Marketing Snow:
Yasuzuka Town's Strategy

Yasuzuka is a town in Niigata prefecture, and is located south-west of Niigata City. The problems of depopulation of Yasuzuka is typical of most small towns in Japan. Its 1955 population of 11,000 decreased to 4,300 in 1997. The reasons associated with this depopulation was its mountainous region, a very severe winter that dropped one to four meters of snowfall, aging population, migration to cities, and young men and women marrying later in their lives.

The Town's main aim was to revitalize the image of the town by bringing together its heavy snowfall (which was considered a liability) and its own people. It attempted to do this by designating the whole town as a park. The Town's plans envisaged the development of a 'snow culture' by preservation of its sceneries based on snow, and using snow as a way of life.

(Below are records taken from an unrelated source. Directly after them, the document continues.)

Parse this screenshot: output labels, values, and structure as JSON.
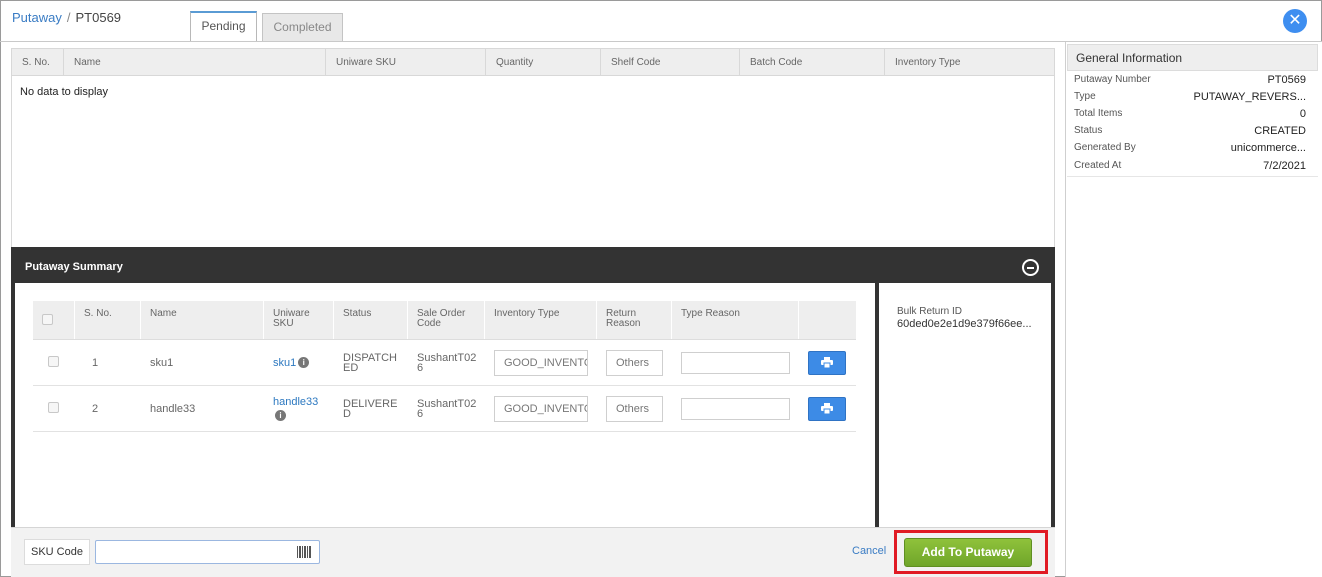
{
  "breadcrumb": {
    "root": "Putaway",
    "separator": "/",
    "current": "PT0569"
  },
  "tabs": [
    {
      "label": "Pending",
      "active": true
    },
    {
      "label": "Completed",
      "active": false
    }
  ],
  "pending_grid": {
    "columns": [
      "S. No.",
      "Name",
      "Uniware SKU",
      "Quantity",
      "Shelf Code",
      "Batch Code",
      "Inventory Type"
    ],
    "empty_text": "No data to display"
  },
  "summary": {
    "title": "Putaway Summary",
    "columns": [
      "S. No.",
      "Name",
      "Uniware SKU",
      "Status",
      "Sale Order Code",
      "Inventory Type",
      "Return Reason",
      "Type Reason"
    ],
    "rows": [
      {
        "sno": "1",
        "name": "sku1",
        "sku": "sku1",
        "status": "DISPATCHED",
        "sale_order": "SushantT026",
        "inventory_type": "GOOD_INVENTORY",
        "return_reason": "Others",
        "type_reason": ""
      },
      {
        "sno": "2",
        "name": "handle33",
        "sku": "handle33",
        "status": "DELIVERED",
        "sale_order": "SushantT026",
        "inventory_type": "GOOD_INVENTORY",
        "return_reason": "Others",
        "type_reason": ""
      }
    ],
    "bulk_return_label": "Bulk Return ID",
    "bulk_return_value": "60ded0e2e1d9e379f66ee..."
  },
  "footer": {
    "sku_label": "SKU Code",
    "sku_value": "",
    "cancel": "Cancel",
    "add_button": "Add To Putaway"
  },
  "general_info": {
    "title": "General Information",
    "rows": [
      {
        "key": "Putaway Number",
        "value": "PT0569"
      },
      {
        "key": "Type",
        "value": "PUTAWAY_REVERS..."
      },
      {
        "key": "Total Items",
        "value": "0"
      },
      {
        "key": "Status",
        "value": "CREATED"
      },
      {
        "key": "Generated By",
        "value": "unicommerce..."
      },
      {
        "key": "Created At",
        "value": "7/2/2021"
      }
    ]
  },
  "colors": {
    "accent": "#3e8ef0",
    "link": "#3a7cc4",
    "add_button": "#7ab32e",
    "highlight": "#e01b24",
    "summary_bar": "#333333"
  }
}
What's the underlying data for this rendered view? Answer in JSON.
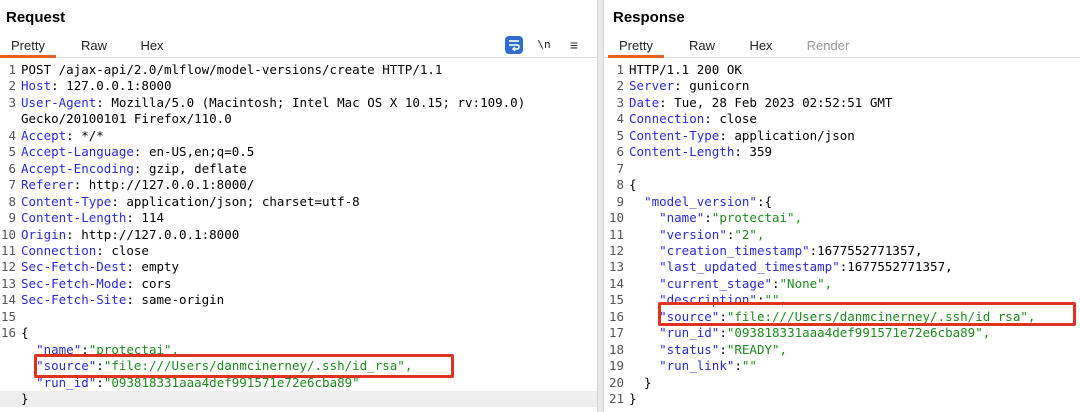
{
  "request": {
    "title": "Request",
    "tabs": [
      "Pretty",
      "Raw",
      "Hex"
    ],
    "active_tab": "Pretty",
    "tools": {
      "newline": "\\n",
      "menu": "≡"
    },
    "lines": [
      {
        "n": "1",
        "t": "POST /ajax-api/2.0/mlflow/model-versions/create HTTP/1.1"
      },
      {
        "n": "2",
        "h": "Host",
        "v": " 127.0.0.1:8000"
      },
      {
        "n": "3",
        "h": "User-Agent",
        "v": " Mozilla/5.0 (Macintosh; Intel Mac OS X 10.15; rv:109.0)"
      },
      {
        "n": "",
        "t": "Gecko/20100101 Firefox/110.0"
      },
      {
        "n": "4",
        "h": "Accept",
        "v": " */*"
      },
      {
        "n": "5",
        "h": "Accept-Language",
        "v": " en-US,en;q=0.5"
      },
      {
        "n": "6",
        "h": "Accept-Encoding",
        "v": " gzip, deflate"
      },
      {
        "n": "7",
        "h": "Referer",
        "v": " http://127.0.0.1:8000/"
      },
      {
        "n": "8",
        "h": "Content-Type",
        "v": " application/json; charset=utf-8"
      },
      {
        "n": "9",
        "h": "Content-Length",
        "v": " 114"
      },
      {
        "n": "10",
        "h": "Origin",
        "v": " http://127.0.0.1:8000"
      },
      {
        "n": "11",
        "h": "Connection",
        "v": " close"
      },
      {
        "n": "12",
        "h": "Sec-Fetch-Dest",
        "v": " empty"
      },
      {
        "n": "13",
        "h": "Sec-Fetch-Mode",
        "v": " cors"
      },
      {
        "n": "14",
        "h": "Sec-Fetch-Site",
        "v": " same-origin"
      },
      {
        "n": "15",
        "t": ""
      },
      {
        "n": "16",
        "t": "{"
      },
      {
        "n": "",
        "ind": "  ",
        "k": "\"name\"",
        "s": "\"protectai\","
      },
      {
        "n": "",
        "ind": "  ",
        "k": "\"source\"",
        "s": "\"file:///Users/danmcinerney/.ssh/id_rsa\","
      },
      {
        "n": "",
        "ind": "  ",
        "k": "\"run_id\"",
        "s": "\"093818331aaa4def991571e72e6cba89\""
      },
      {
        "n": "",
        "t": "}",
        "cur": true
      }
    ]
  },
  "response": {
    "title": "Response",
    "tabs": [
      "Pretty",
      "Raw",
      "Hex",
      "Render"
    ],
    "active_tab": "Pretty",
    "lines": [
      {
        "n": "1",
        "t": "HTTP/1.1 200 OK"
      },
      {
        "n": "2",
        "h": "Server",
        "v": " gunicorn"
      },
      {
        "n": "3",
        "h": "Date",
        "v": " Tue, 28 Feb 2023 02:52:51 GMT"
      },
      {
        "n": "4",
        "h": "Connection",
        "v": " close"
      },
      {
        "n": "5",
        "h": "Content-Type",
        "v": " application/json"
      },
      {
        "n": "6",
        "h": "Content-Length",
        "v": " 359"
      },
      {
        "n": "7",
        "t": ""
      },
      {
        "n": "8",
        "t": "{"
      },
      {
        "n": "9",
        "ind": "  ",
        "k": "\"model_version\"",
        "t2": ":{"
      },
      {
        "n": "10",
        "ind": "    ",
        "k": "\"name\"",
        "s": "\"protectai\","
      },
      {
        "n": "11",
        "ind": "    ",
        "k": "\"version\"",
        "s": "\"2\","
      },
      {
        "n": "12",
        "ind": "    ",
        "k": "\"creation_timestamp\"",
        "num": "1677552771357,"
      },
      {
        "n": "13",
        "ind": "    ",
        "k": "\"last_updated_timestamp\"",
        "num": "1677552771357,"
      },
      {
        "n": "14",
        "ind": "    ",
        "k": "\"current_stage\"",
        "s": "\"None\","
      },
      {
        "n": "15",
        "ind": "    ",
        "k": "\"description\"",
        "s": "\"\","
      },
      {
        "n": "16",
        "ind": "    ",
        "k": "\"source\"",
        "s": "\"file:///Users/danmcinerney/.ssh/id_rsa\","
      },
      {
        "n": "17",
        "ind": "    ",
        "k": "\"run_id\"",
        "s": "\"093818331aaa4def991571e72e6cba89\","
      },
      {
        "n": "18",
        "ind": "    ",
        "k": "\"status\"",
        "s": "\"READY\","
      },
      {
        "n": "19",
        "ind": "    ",
        "k": "\"run_link\"",
        "s": "\"\""
      },
      {
        "n": "20",
        "t": "  }"
      },
      {
        "n": "21",
        "t": "}"
      }
    ]
  },
  "colors": {
    "accent": "#e8632b",
    "highlight_box": "#e0331f",
    "header_name": "#2b2bd9",
    "json_string": "#1e8a1e",
    "wrap_button": "#2f6ecf"
  }
}
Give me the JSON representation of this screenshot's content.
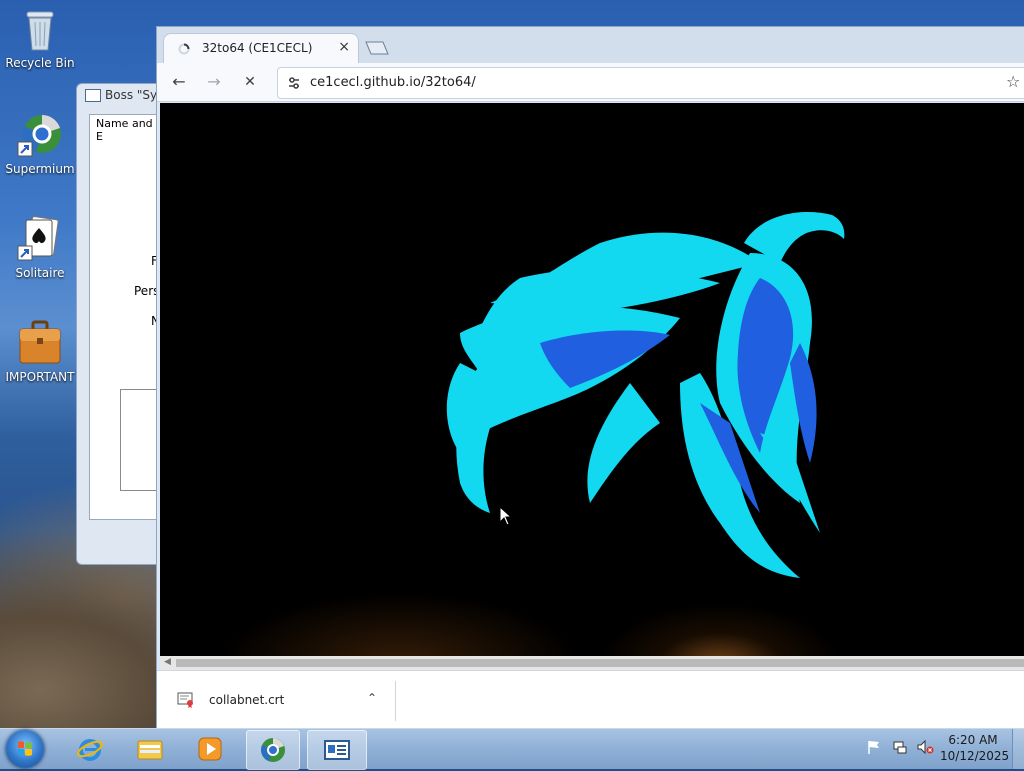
{
  "desktop": {
    "icons": [
      {
        "label": "Recycle Bin",
        "icon": "recycle-bin-icon"
      },
      {
        "label": "Supermium",
        "icon": "supermium-icon"
      },
      {
        "label": "Solitaire",
        "icon": "solitaire-icon"
      },
      {
        "label": "IMPORTANT",
        "icon": "briefcase-icon"
      }
    ]
  },
  "boss_window": {
    "title": "Boss \"Sys",
    "panel_header": "Name and E",
    "fragments": [
      "F",
      "Pers",
      "N"
    ]
  },
  "browser": {
    "tab": {
      "title": "32to64 (CE1CECL)",
      "close": "×"
    },
    "nav": {
      "back": "←",
      "forward": "→",
      "stop": "✕"
    },
    "url": "ce1cecl.github.io/32to64/",
    "star": "☆",
    "downloads": [
      {
        "name": "collabnet.crt",
        "chevron": "⌃"
      }
    ]
  },
  "taskbar": {
    "apps": [
      {
        "name": "internet-explorer-icon",
        "active": false
      },
      {
        "name": "file-explorer-icon",
        "active": false
      },
      {
        "name": "media-player-icon",
        "active": false
      },
      {
        "name": "supermium-icon",
        "active": true
      },
      {
        "name": "boss-app-icon",
        "active": true
      }
    ],
    "time": "6:20 AM",
    "date": "10/12/2025"
  },
  "colors": {
    "phoenix_cyan": "#12d8f0",
    "phoenix_blue": "#1f5fe0",
    "page_background": "#000000"
  }
}
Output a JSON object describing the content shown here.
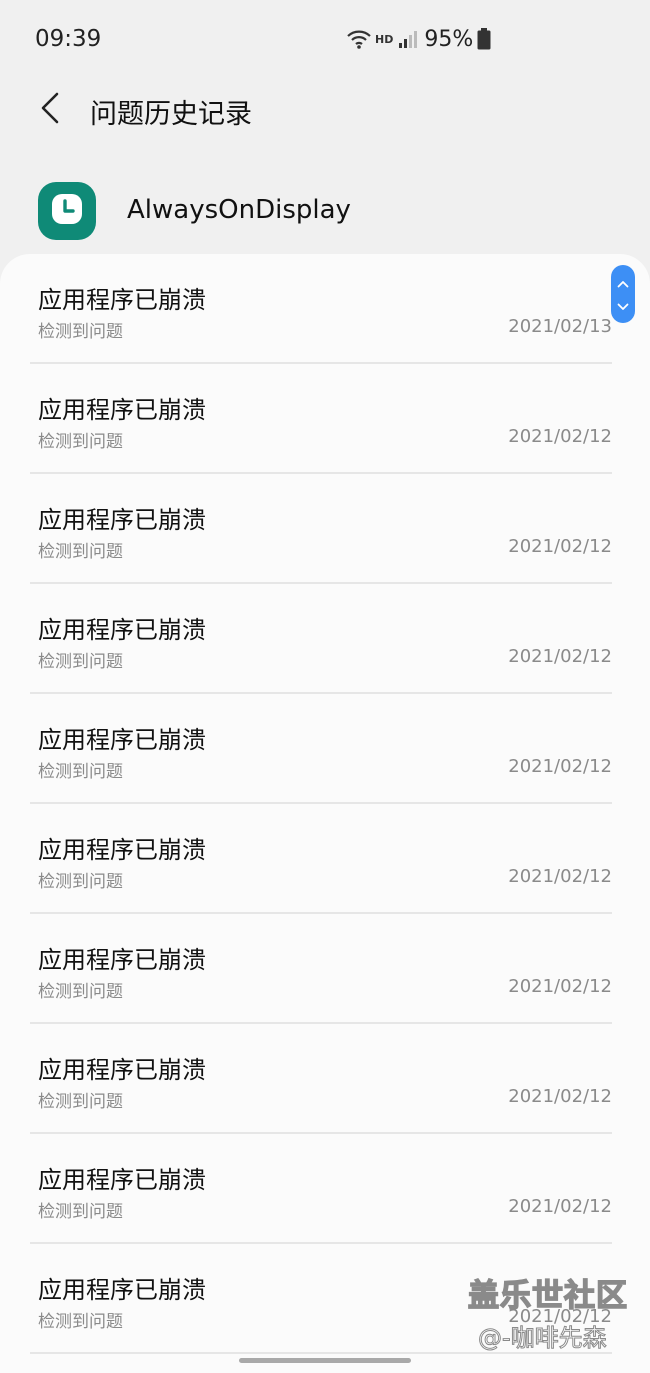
{
  "status_bar": {
    "time": "09:39",
    "network_label": "HD",
    "battery_percent": "95%",
    "icons": [
      "wifi-icon",
      "signal-icon",
      "battery-icon"
    ]
  },
  "header": {
    "back_icon": "chevron-left-icon",
    "title": "问题历史记录"
  },
  "app": {
    "icon": "clock-icon",
    "icon_color": "#0f8a77",
    "name": "AlwaysOnDisplay"
  },
  "history_items": [
    {
      "title": "应用程序已崩溃",
      "subtitle": "检测到问题",
      "date": "2021/02/13"
    },
    {
      "title": "应用程序已崩溃",
      "subtitle": "检测到问题",
      "date": "2021/02/12"
    },
    {
      "title": "应用程序已崩溃",
      "subtitle": "检测到问题",
      "date": "2021/02/12"
    },
    {
      "title": "应用程序已崩溃",
      "subtitle": "检测到问题",
      "date": "2021/02/12"
    },
    {
      "title": "应用程序已崩溃",
      "subtitle": "检测到问题",
      "date": "2021/02/12"
    },
    {
      "title": "应用程序已崩溃",
      "subtitle": "检测到问题",
      "date": "2021/02/12"
    },
    {
      "title": "应用程序已崩溃",
      "subtitle": "检测到问题",
      "date": "2021/02/12"
    },
    {
      "title": "应用程序已崩溃",
      "subtitle": "检测到问题",
      "date": "2021/02/12"
    },
    {
      "title": "应用程序已崩溃",
      "subtitle": "检测到问题",
      "date": "2021/02/12"
    },
    {
      "title": "应用程序已崩溃",
      "subtitle": "检测到问题",
      "date": "2021/02/12"
    }
  ],
  "scroll_handle": {
    "icons": [
      "chevron-up-icon",
      "chevron-down-icon"
    ],
    "color": "#3d8ff5"
  },
  "watermark": {
    "title": "盖乐世社区",
    "handle": "@-咖啡先森"
  }
}
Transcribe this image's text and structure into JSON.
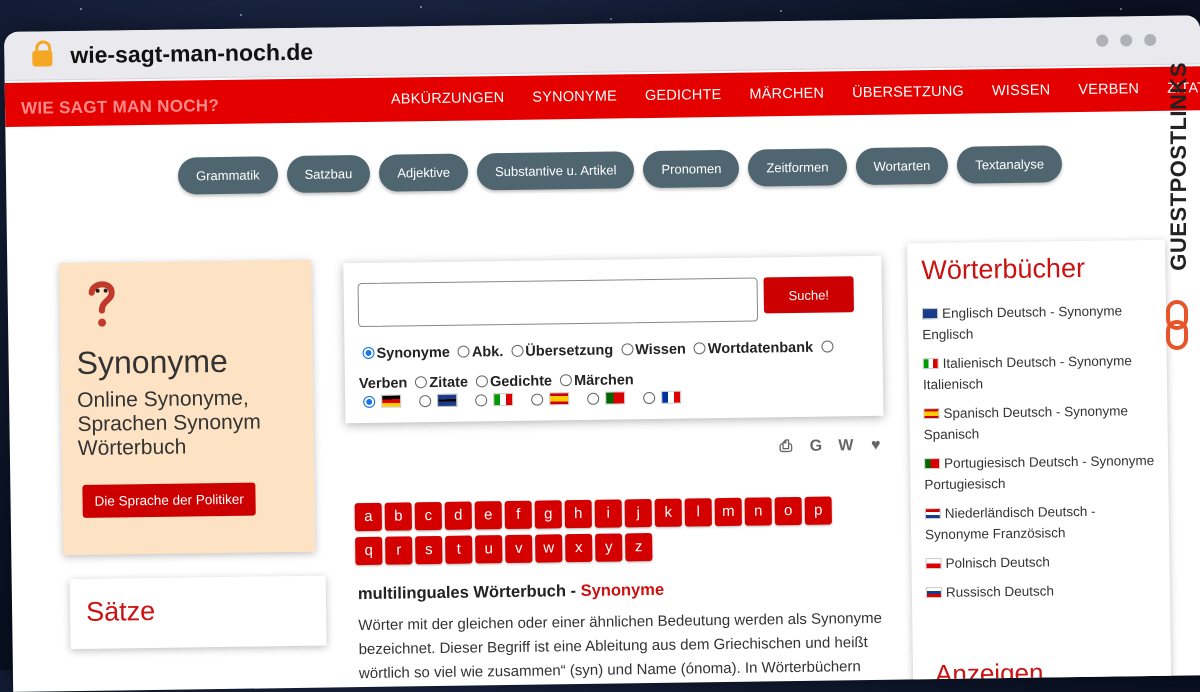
{
  "browser": {
    "url": "wie-sagt-man-noch.de"
  },
  "site": {
    "brand": "WIE SAGT MAN NOCH?",
    "nav": [
      "ABKÜRZUNGEN",
      "SYNONYME",
      "GEDICHTE",
      "MÄRCHEN",
      "ÜBERSETZUNG",
      "WISSEN",
      "VERBEN",
      "ZITATE"
    ]
  },
  "pills": [
    "Grammatik",
    "Satzbau",
    "Adjektive",
    "Substantive u. Artikel",
    "Pronomen",
    "Zeitformen",
    "Wortarten",
    "Textanalyse"
  ],
  "left_card": {
    "title": "Synonyme",
    "subtitle": "Online Synonyme, Sprachen Synonym Wörterbuch",
    "button": "Die Sprache der Politiker"
  },
  "satze": {
    "title": "Sätze"
  },
  "search": {
    "button": "Suche!",
    "options": [
      "Synonyme",
      "Abk.",
      "Übersetzung",
      "Wissen",
      "Wortdatenbank",
      "Verben",
      "Zitate",
      "Gedichte",
      "Märchen"
    ],
    "selected": "Synonyme"
  },
  "letters": [
    "a",
    "b",
    "c",
    "d",
    "e",
    "f",
    "g",
    "h",
    "i",
    "j",
    "k",
    "l",
    "m",
    "n",
    "o",
    "p",
    "q",
    "r",
    "s",
    "t",
    "u",
    "v",
    "w",
    "x",
    "y",
    "z"
  ],
  "article": {
    "title_prefix": "multilinguales Wörterbuch - ",
    "title_link": "Synonyme",
    "body": "Wörter mit der gleichen oder einer ähnlichen Bedeutung werden als Synonyme bezeichnet. Dieser Begriff ist eine Ableitung aus dem Griechischen und heißt wörtlich so viel wie zusammen“ (syn) und Name (ónoma). In Wörterbüchern und"
  },
  "woerterbuecher": {
    "title": "Wörterbücher",
    "items": [
      "Englisch Deutsch - Synonyme Englisch",
      "Italienisch Deutsch - Synonyme Italienisch",
      "Spanisch Deutsch - Synonyme Spanisch",
      "Portugiesisch Deutsch - Synonyme Portugiesisch",
      "Niederländisch Deutsch - Synonyme Französisch",
      "Polnisch Deutsch",
      "Russisch Deutsch"
    ]
  },
  "anzeigen": "Anzeigen",
  "watermark": "GUESTPOSTLINKS",
  "colors": {
    "nav_red": "#e50000",
    "pill": "#4f6670",
    "accent_red": "#cc1111"
  }
}
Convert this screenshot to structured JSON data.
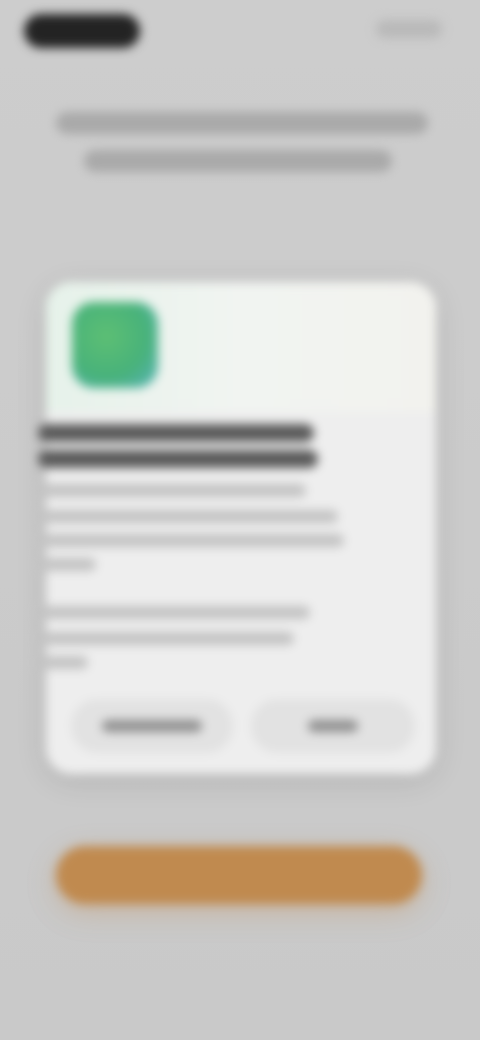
{
  "top_bar": {
    "left_pill_label": "",
    "right_link_label": ""
  },
  "heading": {
    "line1": "",
    "line2": ""
  },
  "card": {
    "title_line1": "",
    "title_line2": "",
    "body": [
      "",
      "",
      "",
      "",
      "",
      "",
      ""
    ],
    "secondary_button_label": "",
    "primary_button_label": ""
  },
  "cta": {
    "label": ""
  },
  "colors": {
    "background": "#cfcfcf",
    "card": "#eeeeee",
    "cta": "#c08a4f",
    "app_icon_green": "#48b27a",
    "app_icon_teal": "#58b3bd"
  },
  "icons": {
    "app_icon": "app-icon"
  }
}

The development plan of the town was designed around the theme of snow as a way of life, designating zones for sports, culture, parks, etc. For example, a zone called 'Ogi no Sato' was designated as a camping site in a natural forest setting. A small dam was built to collect snow and a ski-field was created. Under the Project Snow Culture, several activities were initiated:

  1. In 1991, an ordinance was passed to establish a snow landscape with emphasis on man and nature, for a beautiful and appropriate 'snow culture' that had minimal effect or damage on the environment.
  2. A research institute for snow culture was established (called the 'Snowman Institute'), Its function was to research on the way of life in a snow region. Innovative lifestyles that incorporated tradition and new lifestyles was targeted - linking these studies to the development of the town itself.
  3. Development of the town was based on a humanistic vision, emphasizing elegant, affordable lifestyles, that also highlighted snow adventures, and international linkages based on 'snow diplomacy.'
  4. Projects also focussed on synergetic industrial development based on tourism - extended commercial activities based on frequent visitors/tourists. Ski-fields, hot springs, cultures centres were set up as a result.

Of particular significance was the establishment of the Snowman Institute which coordinated many of these activities. The institute was an initiative of the town government and NGOs/NPOs and its management was overseen by schools, chambers of commerce, culture and sports associations. Active participation from children, women, youth, elderly and other community groups was sought in managing the community center, established as a part of the institute.

Yasuzuka also exports snow to other parts of the country by express delivery. A recent snow sculpture festival in Tokyo saw the delivery of 450 truckloads of snow from Yasuzuka! A snowfield established in the Town attracted investments of more than US$100 million, and about 100,000 visitors a year.

The lesson learnt from Yasuzuka Town was that it defined its problems not in physical terms (snow, depopulation etc.) but in terms of loosing pride of its residents and of the town as a whole. Thus, establishing pride of the town among its residents became the key goal.

The conversion of a liability into an asset by developing a culture around snow is unique. This has led to self-sustaining development for a small town, and also attracted investment in its snow projects, which in turn has brought in tourists. Also commendable is its research into snow-based lifestyles, through its Snowman Institute. The results from the institute's research was widely disseminated nationally and internationally.